Tlaib, of course, will not be the first to use Jefferson's Koran for the swearing-in -- Keith Ellison used it, amidst all kinds of discussion and debate back in 2007. At the time, Ellison said his use of Jefferson's Koran
demonstrates that from the very beginning of our country, we had people who were visionary, who were religiously tolerant, who believed that knowledge and wisdom could be gleaned from any number of sources, including the Koran.
Two volume set of the Koran, translated by George Sale Snapshot from YouTube video |
Yair Rosenberg touches upon the use of Jefferson's Koran, noting the complicated history of Thomas Jefferson’s Koran. The complication is that Jefferson's copy of George Sale's 1734 translation of the Koran has the following introduction:
“Whatever use an impartial version of the Korân may be of in other respects, it is absolutely necessary to undeceive those who, from the ignorant or unfair translations which have appeared, have entertained too favourable an opinion of the original, and also to enable us effectually to expose the imposture.”According to Rosenberg, this original intent of Sale's edition of the Koran to convert Muslims makes its use "particularly appropriate for this occasion, not in spite of the prejudice within it, but because of it." That is because it serves as a reminder that Islam has been part of American history from its beginning, while on the other hand, Sale’s translation reminds us of the fear and misunderstanding of Muslims.
Fair enough. Islam has been part of US history from the beginning -- but how?
And might there have been any other motivation for Jefferson to own a copy of the Koran?
Joshua E. London, author of the book "Victory in Tripoli: How America's War with the Barbary Pirates Established the U.S. Navy and Shaped a Nation" wrote an article back in 2005 about that part of US history in an article, "America’s Earliest Terrorists Lessons from America’s first war against Islamic terror."
Some background from Mr. London:
The Barbary states, modern-day Morocco, Algeria, Tunisia, and Libya, are collectively known to the Arab world as the Maghrib (“Land of Sunset”), denoting Islam’s territorial holdings west of Egypt. With the advance of Mohammed’s armies into the Christian Levant in the seventh century, the Mediterranean was slowly transformed into the backwater frontier of the battles between crescent and cross. Battles raged on both land and sea, and religious piracy flourished.In 1786, a meeting was arranged in London for Thomas Jefferson and John Adams with Sidi Haji Abdul Rahman Adja, the Tripolitan ambassador to Britain in order to negotiate a peace treaty protecting the US from the threat of Barbary piracy.
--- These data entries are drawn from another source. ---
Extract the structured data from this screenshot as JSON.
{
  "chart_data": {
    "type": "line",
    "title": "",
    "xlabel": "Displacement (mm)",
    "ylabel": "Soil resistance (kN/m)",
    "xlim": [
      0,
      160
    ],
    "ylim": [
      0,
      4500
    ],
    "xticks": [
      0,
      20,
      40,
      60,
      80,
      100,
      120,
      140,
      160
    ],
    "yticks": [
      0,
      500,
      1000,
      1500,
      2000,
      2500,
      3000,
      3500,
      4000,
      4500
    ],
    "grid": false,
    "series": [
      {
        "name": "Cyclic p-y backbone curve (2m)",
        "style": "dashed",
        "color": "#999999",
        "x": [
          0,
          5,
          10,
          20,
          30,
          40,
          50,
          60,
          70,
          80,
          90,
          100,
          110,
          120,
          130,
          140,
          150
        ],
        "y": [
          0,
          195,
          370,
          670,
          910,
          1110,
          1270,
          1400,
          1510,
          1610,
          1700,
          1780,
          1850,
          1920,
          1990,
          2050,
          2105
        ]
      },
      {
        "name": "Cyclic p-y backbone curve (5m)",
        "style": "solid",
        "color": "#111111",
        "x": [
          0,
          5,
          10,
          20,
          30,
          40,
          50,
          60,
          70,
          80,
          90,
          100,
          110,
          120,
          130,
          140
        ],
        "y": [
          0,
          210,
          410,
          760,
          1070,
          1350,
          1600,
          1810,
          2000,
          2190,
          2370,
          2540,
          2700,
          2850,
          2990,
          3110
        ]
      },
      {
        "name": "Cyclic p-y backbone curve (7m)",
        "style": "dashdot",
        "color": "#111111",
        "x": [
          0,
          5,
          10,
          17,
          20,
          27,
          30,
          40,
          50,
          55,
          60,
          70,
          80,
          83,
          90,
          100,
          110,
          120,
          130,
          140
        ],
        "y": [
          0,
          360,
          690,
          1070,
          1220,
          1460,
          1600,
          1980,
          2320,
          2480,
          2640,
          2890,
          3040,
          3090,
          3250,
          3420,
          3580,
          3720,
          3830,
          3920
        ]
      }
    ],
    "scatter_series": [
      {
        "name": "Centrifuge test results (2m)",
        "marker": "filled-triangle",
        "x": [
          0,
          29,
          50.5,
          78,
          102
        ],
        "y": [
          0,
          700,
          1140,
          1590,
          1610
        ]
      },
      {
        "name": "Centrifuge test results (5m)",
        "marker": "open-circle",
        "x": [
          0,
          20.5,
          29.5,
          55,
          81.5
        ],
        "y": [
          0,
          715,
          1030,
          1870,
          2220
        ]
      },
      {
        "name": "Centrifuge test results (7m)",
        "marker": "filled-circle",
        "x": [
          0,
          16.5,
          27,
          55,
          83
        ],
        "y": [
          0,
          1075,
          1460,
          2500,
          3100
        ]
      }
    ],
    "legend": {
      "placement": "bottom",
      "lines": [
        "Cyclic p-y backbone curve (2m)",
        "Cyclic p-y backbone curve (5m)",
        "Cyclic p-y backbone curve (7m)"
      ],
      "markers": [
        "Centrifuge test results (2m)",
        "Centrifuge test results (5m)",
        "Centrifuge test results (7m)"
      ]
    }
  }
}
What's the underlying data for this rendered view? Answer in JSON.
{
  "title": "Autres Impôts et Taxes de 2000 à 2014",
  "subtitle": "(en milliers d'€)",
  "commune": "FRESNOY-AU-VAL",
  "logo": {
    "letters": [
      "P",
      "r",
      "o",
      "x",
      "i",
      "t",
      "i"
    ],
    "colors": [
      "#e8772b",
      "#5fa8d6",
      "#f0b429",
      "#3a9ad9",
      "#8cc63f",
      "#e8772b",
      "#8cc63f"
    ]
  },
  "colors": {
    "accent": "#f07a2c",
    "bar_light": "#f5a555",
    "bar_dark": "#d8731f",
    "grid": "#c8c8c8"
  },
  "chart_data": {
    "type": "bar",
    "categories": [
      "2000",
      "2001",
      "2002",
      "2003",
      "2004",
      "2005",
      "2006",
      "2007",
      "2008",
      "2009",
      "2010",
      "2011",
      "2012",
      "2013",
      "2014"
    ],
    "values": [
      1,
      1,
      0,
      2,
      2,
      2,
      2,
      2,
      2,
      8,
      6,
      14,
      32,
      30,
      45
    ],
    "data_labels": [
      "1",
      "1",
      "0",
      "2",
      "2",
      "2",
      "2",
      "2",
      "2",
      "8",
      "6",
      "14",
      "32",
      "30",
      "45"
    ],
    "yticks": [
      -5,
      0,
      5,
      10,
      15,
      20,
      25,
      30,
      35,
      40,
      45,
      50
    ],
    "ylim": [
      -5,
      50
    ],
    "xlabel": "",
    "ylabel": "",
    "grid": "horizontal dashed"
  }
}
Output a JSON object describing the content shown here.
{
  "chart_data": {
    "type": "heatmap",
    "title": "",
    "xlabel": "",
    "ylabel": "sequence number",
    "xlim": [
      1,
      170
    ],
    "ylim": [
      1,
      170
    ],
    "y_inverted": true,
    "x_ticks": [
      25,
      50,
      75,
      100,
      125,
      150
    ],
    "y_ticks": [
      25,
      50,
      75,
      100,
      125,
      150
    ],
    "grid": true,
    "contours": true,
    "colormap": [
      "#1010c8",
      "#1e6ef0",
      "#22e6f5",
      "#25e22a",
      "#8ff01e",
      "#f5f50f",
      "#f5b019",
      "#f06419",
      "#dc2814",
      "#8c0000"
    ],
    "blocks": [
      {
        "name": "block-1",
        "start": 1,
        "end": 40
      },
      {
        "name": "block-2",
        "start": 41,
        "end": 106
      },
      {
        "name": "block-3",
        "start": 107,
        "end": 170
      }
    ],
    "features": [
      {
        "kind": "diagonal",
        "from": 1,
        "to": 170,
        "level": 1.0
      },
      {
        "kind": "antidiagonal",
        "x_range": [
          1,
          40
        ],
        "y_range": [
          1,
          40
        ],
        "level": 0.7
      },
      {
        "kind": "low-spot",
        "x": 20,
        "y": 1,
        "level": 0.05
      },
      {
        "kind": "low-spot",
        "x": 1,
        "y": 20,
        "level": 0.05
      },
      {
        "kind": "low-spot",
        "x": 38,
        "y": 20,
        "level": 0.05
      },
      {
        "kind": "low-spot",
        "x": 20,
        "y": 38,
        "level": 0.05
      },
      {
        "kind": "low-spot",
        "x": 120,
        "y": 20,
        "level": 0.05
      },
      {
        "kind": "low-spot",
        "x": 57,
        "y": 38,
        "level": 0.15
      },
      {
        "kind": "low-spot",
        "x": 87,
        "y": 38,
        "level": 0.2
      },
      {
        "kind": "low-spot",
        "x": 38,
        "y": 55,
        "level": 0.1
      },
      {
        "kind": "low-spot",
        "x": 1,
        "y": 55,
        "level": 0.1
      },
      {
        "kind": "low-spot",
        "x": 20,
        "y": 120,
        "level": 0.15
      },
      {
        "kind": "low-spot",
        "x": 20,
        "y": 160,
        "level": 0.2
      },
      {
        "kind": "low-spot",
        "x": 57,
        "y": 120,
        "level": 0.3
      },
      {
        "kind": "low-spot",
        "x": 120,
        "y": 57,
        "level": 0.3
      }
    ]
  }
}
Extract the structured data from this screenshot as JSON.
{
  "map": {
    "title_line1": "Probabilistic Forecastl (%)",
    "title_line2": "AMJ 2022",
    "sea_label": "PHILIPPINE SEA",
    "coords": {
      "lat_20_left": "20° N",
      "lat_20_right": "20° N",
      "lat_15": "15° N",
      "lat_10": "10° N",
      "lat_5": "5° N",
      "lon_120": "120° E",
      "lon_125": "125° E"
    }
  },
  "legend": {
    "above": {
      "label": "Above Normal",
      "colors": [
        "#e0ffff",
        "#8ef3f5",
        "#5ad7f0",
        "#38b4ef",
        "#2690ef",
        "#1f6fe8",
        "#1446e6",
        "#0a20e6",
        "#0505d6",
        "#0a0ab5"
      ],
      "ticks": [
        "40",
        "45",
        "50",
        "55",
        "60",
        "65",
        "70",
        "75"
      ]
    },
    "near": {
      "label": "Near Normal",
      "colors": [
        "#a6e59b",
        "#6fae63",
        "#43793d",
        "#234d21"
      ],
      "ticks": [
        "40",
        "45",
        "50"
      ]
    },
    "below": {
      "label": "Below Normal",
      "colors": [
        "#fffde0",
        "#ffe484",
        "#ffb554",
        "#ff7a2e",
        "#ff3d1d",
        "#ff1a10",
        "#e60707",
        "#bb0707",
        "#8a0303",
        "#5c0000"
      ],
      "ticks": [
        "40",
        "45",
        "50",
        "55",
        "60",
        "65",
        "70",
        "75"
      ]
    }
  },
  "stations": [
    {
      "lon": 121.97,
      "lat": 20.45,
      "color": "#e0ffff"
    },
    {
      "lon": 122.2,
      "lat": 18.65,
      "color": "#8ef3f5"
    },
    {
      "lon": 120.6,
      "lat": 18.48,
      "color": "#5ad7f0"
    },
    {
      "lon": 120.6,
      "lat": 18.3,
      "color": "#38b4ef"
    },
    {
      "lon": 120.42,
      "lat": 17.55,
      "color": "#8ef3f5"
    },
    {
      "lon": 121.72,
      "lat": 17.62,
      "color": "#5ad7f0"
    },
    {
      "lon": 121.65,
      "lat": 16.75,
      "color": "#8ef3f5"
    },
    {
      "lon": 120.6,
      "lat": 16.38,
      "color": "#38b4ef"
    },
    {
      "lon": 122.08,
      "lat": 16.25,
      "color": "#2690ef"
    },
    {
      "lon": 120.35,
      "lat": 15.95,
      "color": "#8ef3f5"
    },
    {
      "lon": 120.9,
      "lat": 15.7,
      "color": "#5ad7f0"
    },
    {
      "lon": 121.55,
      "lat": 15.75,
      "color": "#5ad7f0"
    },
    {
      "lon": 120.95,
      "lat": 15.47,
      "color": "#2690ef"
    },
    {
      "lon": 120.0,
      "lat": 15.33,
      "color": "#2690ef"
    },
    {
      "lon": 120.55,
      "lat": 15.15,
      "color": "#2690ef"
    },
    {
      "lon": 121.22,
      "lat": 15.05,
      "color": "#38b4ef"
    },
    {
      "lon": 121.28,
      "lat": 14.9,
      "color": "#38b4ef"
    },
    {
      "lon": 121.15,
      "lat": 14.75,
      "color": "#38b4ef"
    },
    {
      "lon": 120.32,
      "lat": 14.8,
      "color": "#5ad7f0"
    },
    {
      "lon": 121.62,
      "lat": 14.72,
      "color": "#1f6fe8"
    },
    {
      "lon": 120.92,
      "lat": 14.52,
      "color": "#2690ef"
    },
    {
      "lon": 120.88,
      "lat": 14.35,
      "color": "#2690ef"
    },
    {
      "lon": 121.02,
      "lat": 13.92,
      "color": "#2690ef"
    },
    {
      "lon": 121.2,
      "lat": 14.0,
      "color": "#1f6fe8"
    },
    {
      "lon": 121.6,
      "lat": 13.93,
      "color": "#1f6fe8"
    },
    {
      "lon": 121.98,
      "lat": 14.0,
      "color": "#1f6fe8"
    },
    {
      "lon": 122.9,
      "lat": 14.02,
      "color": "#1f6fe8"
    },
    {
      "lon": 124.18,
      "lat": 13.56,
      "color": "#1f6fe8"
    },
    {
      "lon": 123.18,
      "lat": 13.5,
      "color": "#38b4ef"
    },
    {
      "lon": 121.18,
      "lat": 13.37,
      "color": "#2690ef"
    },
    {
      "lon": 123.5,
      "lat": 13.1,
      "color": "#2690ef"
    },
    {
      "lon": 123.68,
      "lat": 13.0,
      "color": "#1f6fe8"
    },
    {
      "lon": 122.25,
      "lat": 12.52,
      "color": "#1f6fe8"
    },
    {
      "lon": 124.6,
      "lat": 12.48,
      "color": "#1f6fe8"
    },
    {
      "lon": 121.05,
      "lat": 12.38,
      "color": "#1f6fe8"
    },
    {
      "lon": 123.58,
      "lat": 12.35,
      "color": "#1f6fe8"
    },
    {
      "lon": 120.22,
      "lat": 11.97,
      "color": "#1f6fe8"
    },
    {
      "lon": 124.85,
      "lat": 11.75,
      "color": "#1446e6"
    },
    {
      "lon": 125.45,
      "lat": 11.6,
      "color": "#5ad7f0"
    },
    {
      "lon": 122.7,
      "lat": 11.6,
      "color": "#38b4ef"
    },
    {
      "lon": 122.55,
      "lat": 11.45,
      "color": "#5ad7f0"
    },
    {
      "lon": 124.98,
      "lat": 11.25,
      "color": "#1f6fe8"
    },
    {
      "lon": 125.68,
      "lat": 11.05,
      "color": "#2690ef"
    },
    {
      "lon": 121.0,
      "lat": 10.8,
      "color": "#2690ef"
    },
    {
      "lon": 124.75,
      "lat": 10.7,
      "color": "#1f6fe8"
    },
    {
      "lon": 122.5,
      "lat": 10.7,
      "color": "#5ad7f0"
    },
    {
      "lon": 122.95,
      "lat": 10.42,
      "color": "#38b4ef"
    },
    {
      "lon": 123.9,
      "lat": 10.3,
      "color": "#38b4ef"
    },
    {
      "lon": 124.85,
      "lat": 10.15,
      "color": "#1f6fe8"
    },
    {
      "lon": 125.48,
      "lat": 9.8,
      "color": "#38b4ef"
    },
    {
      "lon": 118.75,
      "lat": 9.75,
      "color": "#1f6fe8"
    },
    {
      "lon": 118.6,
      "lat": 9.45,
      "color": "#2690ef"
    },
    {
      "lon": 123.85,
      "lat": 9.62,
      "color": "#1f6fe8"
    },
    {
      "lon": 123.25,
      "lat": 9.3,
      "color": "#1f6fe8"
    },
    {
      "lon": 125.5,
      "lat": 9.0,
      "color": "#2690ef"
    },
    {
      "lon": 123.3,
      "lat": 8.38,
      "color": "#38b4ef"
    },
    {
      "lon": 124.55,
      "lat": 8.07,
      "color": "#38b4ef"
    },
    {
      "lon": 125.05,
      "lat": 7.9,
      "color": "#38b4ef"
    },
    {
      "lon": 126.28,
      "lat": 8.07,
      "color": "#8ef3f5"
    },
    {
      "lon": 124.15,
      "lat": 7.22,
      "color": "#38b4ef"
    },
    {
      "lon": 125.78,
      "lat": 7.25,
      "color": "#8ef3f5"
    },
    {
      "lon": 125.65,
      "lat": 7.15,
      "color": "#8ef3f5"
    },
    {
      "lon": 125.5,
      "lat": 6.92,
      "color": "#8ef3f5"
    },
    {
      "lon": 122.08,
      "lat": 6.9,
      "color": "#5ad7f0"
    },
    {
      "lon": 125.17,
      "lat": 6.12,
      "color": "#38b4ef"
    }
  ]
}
The Maghrib served as a staging ground for Muslim piracy throughout the Mediterranean, and even parts of the Atlantic. America’s struggle with the terror of Muslim piracy from the Barbary states began soon after the 13 colonies declared their independence from Britain in 1776, and continued for roughly four decades, finally ending in 1815.
During the meeting
These future United States presidents questioned the ambassador as to why his government was so hostile to the new American republic even though America had done nothing to provoke any such animosity. Ambassador Adja answered them, as they reported to the Continental Congress, “that it was founded on the Laws of their Prophet, that it was written in their Koran, that all nations who should not have acknowledged their authority were sinners, that it was their right and duty to make war upon them wherever they could be found, and to make slaves of all they could take as Prisoners, and that every Musselman who should be slain in Battle was sure to go to Paradise.”London emphasizes that this all happened long before Western colonialism made its way to Muslim lands -- before oil interests drew the US in and long before the re-establishment of Israel.
There is more to that copy of the Koran than an intent to convert Muslims.
Here is 4-minute video with more background on why Jefferson actually read the Koran:
You cannot argue about the Crusades without noting the conquests of the Islamic empire into Northern Europe. Similarly, you cannot properly appreciate the complexity of the symbolism of Jefferson's Koran without noting the history of the Barbary pirates and their jihad against the United States.
You need the balance from both sides of the story in order to appreciate just how complex and multifaceted a symbol Jefferson's Koran really is.